This is a great color photo of the exterior of Wrigley Field and the famous marquee, which was (generally) painted that aqua-blue color until 1965, when it became its now-iconic red.
Given the dress of the people in the photo and the team shown as the Cubs’ opponent, it wasn’t too hard to pin down the date — or at least the date range, because since there are three dates listed, it’s impossible to know which day this was taken. That’s not going to stop me from taking an educated guess, though.
The Cubs and then-New York Giants played these three games on June 22-23-24, 1951. The Cubs lost two of three. This was only about a week after the Cubs, mired in a stretch where they’d lost 13 of 18, made one of the worst trades in franchise history, sending the popular and productive Andy Pafko (and others) to the Dodgers. Pafko wound up playing in three World Series after the deal (1952 Dodgers, 1957 and 1958 Braves), while none of the four players the Cubs got back had any positive impact at all.
This photo is also a good slice of life in Chicago more than 70 years ago. You can see a streetcar in the background; these public transportation vehicles were a staple of city life until they were all retired in 1958. There’s also a train line visible crossing Addison Street and a small building at the left of the photo where railroad workers were stationed.
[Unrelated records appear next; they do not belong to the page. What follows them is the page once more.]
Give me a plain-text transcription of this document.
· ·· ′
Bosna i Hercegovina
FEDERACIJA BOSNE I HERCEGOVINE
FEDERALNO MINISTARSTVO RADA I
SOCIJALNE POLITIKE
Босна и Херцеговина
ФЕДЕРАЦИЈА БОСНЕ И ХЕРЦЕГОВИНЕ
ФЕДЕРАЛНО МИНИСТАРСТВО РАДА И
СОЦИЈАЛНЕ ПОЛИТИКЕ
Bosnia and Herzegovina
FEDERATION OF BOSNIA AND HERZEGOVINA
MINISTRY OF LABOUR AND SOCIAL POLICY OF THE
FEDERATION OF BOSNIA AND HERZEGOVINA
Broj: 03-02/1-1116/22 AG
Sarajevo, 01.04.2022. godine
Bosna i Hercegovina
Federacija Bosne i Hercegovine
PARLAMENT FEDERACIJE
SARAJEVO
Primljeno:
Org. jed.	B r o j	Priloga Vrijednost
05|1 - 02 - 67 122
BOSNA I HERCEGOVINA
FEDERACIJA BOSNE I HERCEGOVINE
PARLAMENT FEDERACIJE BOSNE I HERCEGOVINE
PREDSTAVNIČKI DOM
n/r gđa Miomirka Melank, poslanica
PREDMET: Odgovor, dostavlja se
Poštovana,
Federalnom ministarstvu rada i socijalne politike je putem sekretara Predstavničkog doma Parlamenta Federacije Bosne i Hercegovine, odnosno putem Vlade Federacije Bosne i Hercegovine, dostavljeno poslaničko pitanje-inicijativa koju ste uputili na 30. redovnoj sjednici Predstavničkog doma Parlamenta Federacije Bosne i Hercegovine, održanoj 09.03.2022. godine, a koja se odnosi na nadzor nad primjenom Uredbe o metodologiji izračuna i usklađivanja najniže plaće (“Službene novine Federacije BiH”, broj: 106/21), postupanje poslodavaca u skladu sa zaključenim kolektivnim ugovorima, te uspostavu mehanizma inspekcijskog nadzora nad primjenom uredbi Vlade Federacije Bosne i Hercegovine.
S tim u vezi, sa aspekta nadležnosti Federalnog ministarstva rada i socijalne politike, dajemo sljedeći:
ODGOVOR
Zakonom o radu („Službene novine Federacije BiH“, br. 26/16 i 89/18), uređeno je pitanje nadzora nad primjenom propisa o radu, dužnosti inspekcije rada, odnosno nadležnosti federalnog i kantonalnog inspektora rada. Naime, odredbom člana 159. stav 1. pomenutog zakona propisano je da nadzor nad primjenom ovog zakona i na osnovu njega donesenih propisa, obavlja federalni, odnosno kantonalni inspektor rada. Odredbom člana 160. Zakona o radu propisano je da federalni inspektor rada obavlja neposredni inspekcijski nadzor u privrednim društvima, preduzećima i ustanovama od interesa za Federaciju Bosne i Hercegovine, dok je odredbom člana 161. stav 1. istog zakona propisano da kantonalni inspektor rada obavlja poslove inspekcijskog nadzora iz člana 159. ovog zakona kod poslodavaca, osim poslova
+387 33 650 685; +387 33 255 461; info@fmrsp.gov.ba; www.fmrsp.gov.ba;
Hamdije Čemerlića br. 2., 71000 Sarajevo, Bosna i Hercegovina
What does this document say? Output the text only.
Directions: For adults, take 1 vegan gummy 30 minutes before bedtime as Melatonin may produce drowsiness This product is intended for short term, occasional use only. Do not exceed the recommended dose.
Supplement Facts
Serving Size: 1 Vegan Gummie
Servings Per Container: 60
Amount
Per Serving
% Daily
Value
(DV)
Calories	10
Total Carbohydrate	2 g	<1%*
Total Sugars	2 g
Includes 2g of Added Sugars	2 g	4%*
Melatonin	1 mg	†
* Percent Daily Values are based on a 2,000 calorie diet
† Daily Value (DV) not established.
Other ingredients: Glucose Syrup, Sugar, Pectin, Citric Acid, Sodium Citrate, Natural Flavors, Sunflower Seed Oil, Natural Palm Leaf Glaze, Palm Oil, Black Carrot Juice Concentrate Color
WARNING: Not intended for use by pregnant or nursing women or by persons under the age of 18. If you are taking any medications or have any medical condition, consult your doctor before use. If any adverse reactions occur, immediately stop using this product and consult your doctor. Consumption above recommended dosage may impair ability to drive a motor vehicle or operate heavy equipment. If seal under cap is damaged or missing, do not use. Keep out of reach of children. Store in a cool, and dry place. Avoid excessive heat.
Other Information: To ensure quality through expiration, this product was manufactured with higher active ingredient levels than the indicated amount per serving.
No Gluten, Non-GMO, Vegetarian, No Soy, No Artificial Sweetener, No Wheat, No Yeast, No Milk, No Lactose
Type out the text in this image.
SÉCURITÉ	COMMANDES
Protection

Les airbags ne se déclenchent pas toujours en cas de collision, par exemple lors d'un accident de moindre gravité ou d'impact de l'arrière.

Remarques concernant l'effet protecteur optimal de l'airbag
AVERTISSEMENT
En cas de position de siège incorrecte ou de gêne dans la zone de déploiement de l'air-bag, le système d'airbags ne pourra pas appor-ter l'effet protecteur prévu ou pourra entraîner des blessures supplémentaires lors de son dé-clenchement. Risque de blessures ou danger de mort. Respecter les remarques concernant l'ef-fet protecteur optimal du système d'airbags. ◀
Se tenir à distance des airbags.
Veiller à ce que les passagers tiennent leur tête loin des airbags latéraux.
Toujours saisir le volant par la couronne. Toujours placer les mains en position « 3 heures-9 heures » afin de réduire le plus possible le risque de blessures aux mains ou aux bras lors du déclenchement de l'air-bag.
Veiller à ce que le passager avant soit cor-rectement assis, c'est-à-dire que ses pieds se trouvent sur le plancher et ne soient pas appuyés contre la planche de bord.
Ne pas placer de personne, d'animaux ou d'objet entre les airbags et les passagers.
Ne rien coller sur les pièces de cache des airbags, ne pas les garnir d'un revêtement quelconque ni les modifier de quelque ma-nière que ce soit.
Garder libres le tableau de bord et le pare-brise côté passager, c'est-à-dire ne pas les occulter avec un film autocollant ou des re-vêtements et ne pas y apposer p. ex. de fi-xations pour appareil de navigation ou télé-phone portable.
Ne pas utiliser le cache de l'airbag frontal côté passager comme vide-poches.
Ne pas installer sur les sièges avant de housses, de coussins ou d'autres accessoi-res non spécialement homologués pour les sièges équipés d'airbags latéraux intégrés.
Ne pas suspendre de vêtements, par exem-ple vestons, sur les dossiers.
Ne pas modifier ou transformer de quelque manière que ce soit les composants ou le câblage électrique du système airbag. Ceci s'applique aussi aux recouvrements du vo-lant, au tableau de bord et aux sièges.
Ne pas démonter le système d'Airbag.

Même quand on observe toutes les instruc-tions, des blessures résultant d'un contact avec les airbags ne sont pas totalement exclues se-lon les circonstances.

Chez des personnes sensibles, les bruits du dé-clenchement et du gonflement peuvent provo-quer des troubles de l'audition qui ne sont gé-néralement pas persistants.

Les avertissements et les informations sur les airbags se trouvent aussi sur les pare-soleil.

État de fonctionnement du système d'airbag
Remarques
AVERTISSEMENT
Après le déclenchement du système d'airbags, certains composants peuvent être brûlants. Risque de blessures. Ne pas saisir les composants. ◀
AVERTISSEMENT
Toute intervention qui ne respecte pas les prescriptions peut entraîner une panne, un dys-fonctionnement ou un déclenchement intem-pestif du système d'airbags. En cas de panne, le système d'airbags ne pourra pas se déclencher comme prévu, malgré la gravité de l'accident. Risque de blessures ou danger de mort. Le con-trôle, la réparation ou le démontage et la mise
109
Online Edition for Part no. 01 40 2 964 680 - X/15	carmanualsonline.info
That rail line stopped running near Wrigley in the 1960s, but a mile or so south it continued to run into the early 2000s. If you walk down the south side of Addison even now, you can see a green post in the sidewalk next to the Cubby Bear bar — that once held a railroad signal.
This photo from Google Maps shows where that rail line was — you can see a diagonal line running southwest from Wrigley. That’s where new residential buildings were built along the decommissioned rail line over the last 30 or so years.
There are kids selling newspapers in the photo. If those kids are still living they’d be in their 80s.
I’m going to say this photo was taken Friday, June 22, 1951. Why? Because the Tribune’s weather forecasts and records for those three days say it was sunny that day and cloudy on Saturday and Sunday, and the sun is clearly shining in that photo.
The Cubs lost that game 9-6 in 10 innings, after Hal Jeffcoat hit a two-run homer to tie the game 6-6 in the bottom of the ninth. Willie Mays smacked a three-run homer in the 10th off Dutch Leonard to provide the game-winning margin. It was just the fifth homer of Mays’ great career and the first he hit at Wrigley Field in the first game he ever played there. Mays eventually hit 54 home runs at Wrigley, to this day the most for any visiting player.
The Giants would go on to win the 1951 NL pennant, famously, on Bobby Thomson’s walkoff home run in the first-ever NL playoff tiebreaker series to decide the league pennant. The Cubs wound up losing 92 games, the third time in four years they’d lost more than 90.
Just a little slice of Chicago baseball life from more than 70 years ago.